Patrick Donadio

Monday, 22 July 2002 09:50

6 myths of business coaching

As a business coach, I find many leaders have preconceived notions about the latest management concept sweeping businesses across the country — coaching. Whether you want to be a coach to your people or hire an outside coach, the following realities should help in the decision process.

Myth No. 1: Find a coach that has a similar personality to yours.

Reality: Coaching is about growth and commitment. Having someone of the same personality may limit your growth and development. Having a coach of a different personality style may offer a fresh perspective and force you to go outside your comfort zone to reach new potential.

Myth No. 2: You have the questions and your coach has the answers.

Reality: Not always true. Many of the answers are inside you and a good coach will help you discover them. A coach needs to be a good listener first. He or she needs to correctly identify areas of improvement and not always give advice or criticism.

Myth No. 3: Professional coaching focuses strictly on your professional life.

Reality: You can not totally separate your personal life from your work. A coach has to be ready to listen to any and all challenges. Coaching is about personal growth and development that can help people grow professionally.

Myth No. 4: Coaching is only for poor performing or trouble employees.

Reality: The best coaching clients are the ones who have potential and are not reaching it or employees who have reached a stumbling block or plateau. It is much better to introduce coaching too early rather than too late.

Myth No. 5: Men can’t coach women because women face work challenges only other women can understand.

Reality: Coaching is gender neutral. Sometimes coaches of the opposite sex can help people see issues from the other’s perspective.

Myth No. 6: You can’t change a person’s personality. Therefore, coaching is limited in how much it can help.

Reality: While you can’t necessarily change someone’s personality, coaching can give you a new awareness and new skills to help you change your behavior.

Patrick J. Donadio is a national business coach and professional speaker based in Columbus. He can be reached at 488-9164 or pdonadio@gcfn.org.

Monday, 22 July 2002 09:48

Managers are out

Last year, one of my clients, a Fortune 500 company, asked me to help turn 10 of its mangers into coaches.

Why? Because a manager tells people what to do and how to do it, while a coach asks questions and helps employees learn how to problem-solve their way to success. My client understood that in today’s work environment, managing by control is not practical and does not lead to the continuous improvement of superior performance.

The key to superior performance is coaching your people.

Managing is still appropriate for certain issues such as dealing with discipline, adhering to polices and procedures or instructing on simple or structured tasks. As a business coach, however, I see the impact coaching has on people’s performance.

The transition from manager to coach is a mindset shift. Take, for instance, one of my client’s sales managers-turning-coach, Judy. She was having a difficult time dealing with John, an internal sales person, who was very aggressive and defensive.

In her coaching sessions with him, John would end up taking charge.
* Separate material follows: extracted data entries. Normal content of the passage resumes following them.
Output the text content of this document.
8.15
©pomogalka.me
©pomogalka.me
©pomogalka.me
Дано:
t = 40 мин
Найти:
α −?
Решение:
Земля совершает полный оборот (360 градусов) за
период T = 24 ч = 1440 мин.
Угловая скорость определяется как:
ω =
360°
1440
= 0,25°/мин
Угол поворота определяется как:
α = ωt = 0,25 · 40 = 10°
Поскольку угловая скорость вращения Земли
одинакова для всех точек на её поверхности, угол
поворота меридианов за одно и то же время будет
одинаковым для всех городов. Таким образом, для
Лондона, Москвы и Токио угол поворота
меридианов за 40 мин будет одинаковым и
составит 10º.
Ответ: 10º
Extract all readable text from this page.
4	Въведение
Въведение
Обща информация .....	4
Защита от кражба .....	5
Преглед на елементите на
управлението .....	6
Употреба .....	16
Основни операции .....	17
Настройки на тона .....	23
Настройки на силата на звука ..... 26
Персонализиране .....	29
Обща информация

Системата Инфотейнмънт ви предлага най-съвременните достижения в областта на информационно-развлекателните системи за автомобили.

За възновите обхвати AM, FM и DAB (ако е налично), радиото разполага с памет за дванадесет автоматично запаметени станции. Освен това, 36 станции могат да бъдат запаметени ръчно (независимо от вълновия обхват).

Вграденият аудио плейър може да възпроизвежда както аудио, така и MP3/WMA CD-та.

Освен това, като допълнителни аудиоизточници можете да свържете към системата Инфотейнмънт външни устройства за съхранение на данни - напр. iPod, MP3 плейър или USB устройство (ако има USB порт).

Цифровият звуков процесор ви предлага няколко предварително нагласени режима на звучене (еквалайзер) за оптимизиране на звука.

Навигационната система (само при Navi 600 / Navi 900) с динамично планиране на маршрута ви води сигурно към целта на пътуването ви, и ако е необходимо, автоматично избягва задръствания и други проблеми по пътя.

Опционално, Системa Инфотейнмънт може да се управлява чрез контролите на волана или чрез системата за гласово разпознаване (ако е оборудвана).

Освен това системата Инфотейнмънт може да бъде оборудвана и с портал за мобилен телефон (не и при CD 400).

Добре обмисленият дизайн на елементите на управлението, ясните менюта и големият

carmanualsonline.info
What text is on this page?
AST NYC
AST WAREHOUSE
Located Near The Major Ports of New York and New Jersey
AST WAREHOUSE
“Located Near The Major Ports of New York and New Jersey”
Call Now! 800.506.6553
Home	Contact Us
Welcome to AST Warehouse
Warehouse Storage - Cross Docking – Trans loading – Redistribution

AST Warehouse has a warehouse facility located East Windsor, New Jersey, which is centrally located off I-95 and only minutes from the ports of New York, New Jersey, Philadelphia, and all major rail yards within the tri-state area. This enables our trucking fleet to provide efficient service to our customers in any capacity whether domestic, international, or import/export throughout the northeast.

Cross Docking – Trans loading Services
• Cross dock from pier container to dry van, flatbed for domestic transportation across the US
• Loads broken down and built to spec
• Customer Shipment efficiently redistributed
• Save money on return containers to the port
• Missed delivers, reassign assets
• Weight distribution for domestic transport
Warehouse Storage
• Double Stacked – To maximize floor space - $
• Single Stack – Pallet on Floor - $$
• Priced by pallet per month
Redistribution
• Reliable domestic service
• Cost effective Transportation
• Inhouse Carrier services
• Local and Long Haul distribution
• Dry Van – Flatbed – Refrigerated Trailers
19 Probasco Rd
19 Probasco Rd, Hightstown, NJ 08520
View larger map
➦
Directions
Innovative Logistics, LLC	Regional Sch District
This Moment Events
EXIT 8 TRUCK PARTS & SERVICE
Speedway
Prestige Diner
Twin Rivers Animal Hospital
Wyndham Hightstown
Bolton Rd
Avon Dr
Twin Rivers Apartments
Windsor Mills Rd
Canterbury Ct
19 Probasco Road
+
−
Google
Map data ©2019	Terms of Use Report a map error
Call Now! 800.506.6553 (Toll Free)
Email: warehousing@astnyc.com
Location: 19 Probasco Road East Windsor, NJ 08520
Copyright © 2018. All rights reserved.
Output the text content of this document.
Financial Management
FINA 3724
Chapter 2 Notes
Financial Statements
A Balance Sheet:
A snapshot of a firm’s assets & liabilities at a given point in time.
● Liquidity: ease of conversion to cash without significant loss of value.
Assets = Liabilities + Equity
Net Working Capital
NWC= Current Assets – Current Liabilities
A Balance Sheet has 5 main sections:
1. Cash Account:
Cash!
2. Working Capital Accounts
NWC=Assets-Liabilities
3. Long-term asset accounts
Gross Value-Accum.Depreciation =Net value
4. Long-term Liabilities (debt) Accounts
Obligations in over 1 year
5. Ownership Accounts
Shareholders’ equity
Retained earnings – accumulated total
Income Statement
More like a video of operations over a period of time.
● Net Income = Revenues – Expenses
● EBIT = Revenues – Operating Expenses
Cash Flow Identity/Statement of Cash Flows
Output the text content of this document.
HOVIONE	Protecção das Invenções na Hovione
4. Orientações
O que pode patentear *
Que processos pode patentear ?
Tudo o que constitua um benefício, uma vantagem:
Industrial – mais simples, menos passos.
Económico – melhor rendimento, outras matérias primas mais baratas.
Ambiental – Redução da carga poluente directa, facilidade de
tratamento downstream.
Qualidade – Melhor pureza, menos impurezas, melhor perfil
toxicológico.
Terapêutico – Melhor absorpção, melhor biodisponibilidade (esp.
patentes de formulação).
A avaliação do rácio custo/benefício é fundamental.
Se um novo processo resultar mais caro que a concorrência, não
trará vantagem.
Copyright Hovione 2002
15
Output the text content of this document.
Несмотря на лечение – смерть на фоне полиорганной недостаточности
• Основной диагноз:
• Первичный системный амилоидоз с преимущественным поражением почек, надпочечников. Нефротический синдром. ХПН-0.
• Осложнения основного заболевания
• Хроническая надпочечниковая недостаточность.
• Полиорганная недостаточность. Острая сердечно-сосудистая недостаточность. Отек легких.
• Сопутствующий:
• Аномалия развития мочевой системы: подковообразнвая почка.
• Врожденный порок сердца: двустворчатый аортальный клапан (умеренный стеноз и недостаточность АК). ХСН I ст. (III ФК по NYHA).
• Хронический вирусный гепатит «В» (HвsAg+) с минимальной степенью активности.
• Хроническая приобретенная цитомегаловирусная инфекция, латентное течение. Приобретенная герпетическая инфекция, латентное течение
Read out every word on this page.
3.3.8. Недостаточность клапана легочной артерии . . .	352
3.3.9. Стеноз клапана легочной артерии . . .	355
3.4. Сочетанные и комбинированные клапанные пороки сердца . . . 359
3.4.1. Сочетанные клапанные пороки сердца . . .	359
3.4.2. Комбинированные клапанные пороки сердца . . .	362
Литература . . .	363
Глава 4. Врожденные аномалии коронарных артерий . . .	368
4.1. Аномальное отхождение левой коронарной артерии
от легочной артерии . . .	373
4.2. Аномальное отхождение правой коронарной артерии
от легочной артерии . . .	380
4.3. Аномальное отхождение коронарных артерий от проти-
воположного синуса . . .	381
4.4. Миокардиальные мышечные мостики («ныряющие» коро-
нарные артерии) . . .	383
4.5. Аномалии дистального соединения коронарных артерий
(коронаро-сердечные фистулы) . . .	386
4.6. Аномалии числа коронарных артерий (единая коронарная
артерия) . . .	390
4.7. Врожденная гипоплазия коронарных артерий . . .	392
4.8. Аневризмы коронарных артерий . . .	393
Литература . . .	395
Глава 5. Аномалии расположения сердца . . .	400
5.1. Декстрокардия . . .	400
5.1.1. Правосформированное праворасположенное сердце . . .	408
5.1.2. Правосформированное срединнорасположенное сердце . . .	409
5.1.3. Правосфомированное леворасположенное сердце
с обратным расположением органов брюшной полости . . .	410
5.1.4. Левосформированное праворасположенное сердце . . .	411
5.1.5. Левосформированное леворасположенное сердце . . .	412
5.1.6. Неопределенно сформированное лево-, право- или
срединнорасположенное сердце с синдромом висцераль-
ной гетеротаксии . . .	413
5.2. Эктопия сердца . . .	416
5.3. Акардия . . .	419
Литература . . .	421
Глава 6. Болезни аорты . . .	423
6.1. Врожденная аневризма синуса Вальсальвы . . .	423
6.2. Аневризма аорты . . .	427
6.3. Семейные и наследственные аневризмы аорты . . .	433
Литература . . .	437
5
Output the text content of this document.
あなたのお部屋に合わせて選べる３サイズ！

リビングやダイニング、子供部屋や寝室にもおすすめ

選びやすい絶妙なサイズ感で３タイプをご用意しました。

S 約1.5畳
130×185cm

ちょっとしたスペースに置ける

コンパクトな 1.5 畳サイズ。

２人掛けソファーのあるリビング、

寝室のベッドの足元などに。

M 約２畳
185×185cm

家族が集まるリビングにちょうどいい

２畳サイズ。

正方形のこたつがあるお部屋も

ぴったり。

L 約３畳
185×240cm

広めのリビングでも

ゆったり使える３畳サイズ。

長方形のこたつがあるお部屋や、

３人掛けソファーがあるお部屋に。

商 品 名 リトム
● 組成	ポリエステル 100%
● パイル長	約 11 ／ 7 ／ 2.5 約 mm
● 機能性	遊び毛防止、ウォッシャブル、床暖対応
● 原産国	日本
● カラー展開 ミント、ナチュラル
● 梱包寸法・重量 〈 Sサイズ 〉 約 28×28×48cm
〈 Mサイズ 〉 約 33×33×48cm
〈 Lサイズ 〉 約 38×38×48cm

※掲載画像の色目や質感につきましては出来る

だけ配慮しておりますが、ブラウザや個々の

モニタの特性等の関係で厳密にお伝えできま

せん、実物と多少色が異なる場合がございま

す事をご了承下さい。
A few weeks ago, in one of Judy’s coaching sessions with me, I explored this situation by asking her some questions. Questions, after all, are a coach’s best friend.

“What does John remind you of?” I asked.

“A grizzly bear,” Judy responded.

“What would you do if you were trying to deal with a grizzly bear?” I questioned.

“Give him food and run in the other direction,” she said.

After a few more minutes of questioning, Judy uncovered her plan. Whenever John would start to take control of the session — whenever the bear attacked — she would respond by acknowledging or thanking him for his input — throwing him food — and asking questions.

These tools helped her redirect the conversation back to the meeting agenda — run in the other direction — and the specific outcomes they wanted to achieve.

I spoke with Judy this week. Guess what? She just had her best session ever with John. By thinking of the grizzly bear metaphor, she was able to keep John on track and get the meeting done in record time.

Now what if I had managed Judy instead and told her what to do? Would she have had such a quick result? I doubt it. Judy told me she needed the metaphor she uncovered through our coaching session.

Not only did it help her stay focused, it actually made her session with John more fun. Compare that to her prior meetings where she was feeling anxious and uncomfortable with John’s controlling nature.

That’s the beauty of coaching. It can make a good employee better or help someone develop skills to increase performance — all on his or her own.